Es ist dunkel im Kellergeschoss des Museums der bildenden Künste (MdbK). Dort, wo sonst häufig strahlend weißes Licht den Ausstellungsraum beleuchtet, sind heute lediglich einzelne Spots auf die Bilder gerichtet, die sich an den Wänden entlangziehen. Zwischen diesen Lichtpunkten gehen die Besucher*innen der Pressekonferenz vor den Bildern entlang, ähnlich gekleidet wie das normale Museumspublikum, viel schwarz, viel grau, vielleicht einige Anzüge mehr als normalerweise. Zu zweit oder zu dritt im Gespräch, welches ab und an unterbrochen wird vom Aufheulen der Alarmanlage, die wegen des Wertes der Bilder für diese Ausstellung scheinbar besonders scharf gestellt worden ist. „Sie hören schon, die Ausstellung hat durchaus einige Soundeffekte zu bieten“, scherzt der etwas steif wirkende Museumsdirektor Stefan Weppelmann später, als der Alarm seine Rede unterbricht. Die Security scheint allerdings nicht viel zu befürchten von den Vertreter*innen der Presse, die nicht ehrfürchtig vor den Bildern entlang schreiten, sondern zügig durch die Räume gehen. Sie beugen sich vor, um ein Detail zu inspizieren oder mit dem Finger auf etwas zu zeigen: Auf eine runzelige Hand einer Greisin, die auf einer Bibel liegt, auf den Faltenwurf eines Turbans oder auf die Reflexion einer Perlenkette.
Imitation des Meisters
Schließlich möchte man sich, bevor die Konferenz beginnt, schnell einen Gesamteindruck der Ausstellung machen. Doch das ist gar nicht so einfach bei insgesamt 142 Gemälden, Radierungen und Zeichnungen. Man sucht nach den Bildern des Meisters, nach dem typischen Rembrandtstyle, dem Leuchten, dem vieldeutigen Gesichtsausdruck, nach diesen Figuren, die vor ihrem schwarzen Hintergrund so aussehen, als wären sie ganz allein auf der Welt. Man findet ihn, entdeckt dann aber, dass neben dem Bild nicht etwa „Rembrandt van Rijn“, sondern zum Beispiel „Ferdinand Bol“ oder „Jan Lievens“ steht. Dies ist eine der Überraschungen, auf die es die Ausstellung abgesehen hat. Nur rund 60 der ausgestellten Werke werden Rembrandt selbst zugeschrieben, die anderen stammen von Kollegen und vor allem von Schülern Rembrandts. Die Grenzziehung zwischen dem Meister und Adepten wird nicht zuletzt durch die Hängung der Bilder unterminiert, die die Unterrichtspraxis in der rembrantschen Werkstatt in den Mittelpunkt rückt. Klar wird dabei, dass die Schüler nicht nur lernten, zu malen wie der Meister, sondern auch sich entsprechend zu vermarkten. „Lehrer, Stratege, Bestseller“ heißt entsprechend der Untertitel der Ausstellung.

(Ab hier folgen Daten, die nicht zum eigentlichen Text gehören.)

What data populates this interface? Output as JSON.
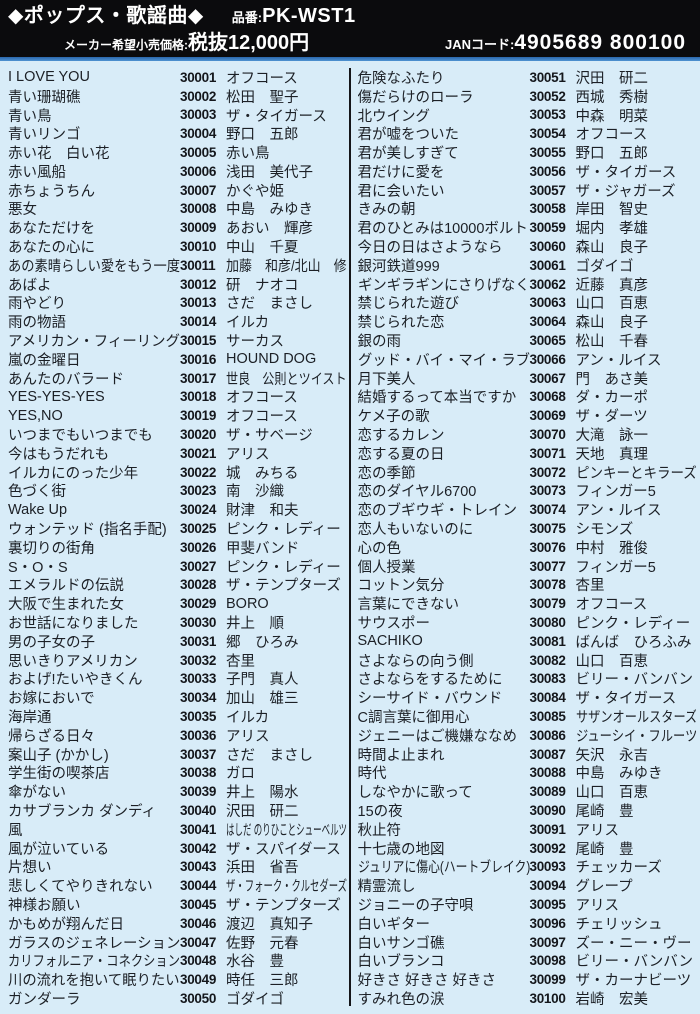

Die Imitation des Meisters nahm dabei teilweise groteske Züge an. So enthält die Ausstellung einige „Selbstbildnisse“ Rembrandts, die nicht von Rembrandt selbst stammen. Wenn jedoch die Schüler malen wie der Meister und sich dann auch noch die gleichen Motive vornehmen, wird fraglich, ob sich der Unterschied überhaupt noch auf wahrnehmbarer Ebene feststellen lässt. Die Ausstellung präsentiert Rembrandt dementsprechend nicht als autonom arbeitendes Genie, sondern als „Marke“ und „bettet den Künstler in die soziokulturellen Strukturen ein, statt eine reine Faszinationsgeschichte fortzuschreiben“, wie Christoph Willmitzer von der Kulturstiftung der Länder ausführt.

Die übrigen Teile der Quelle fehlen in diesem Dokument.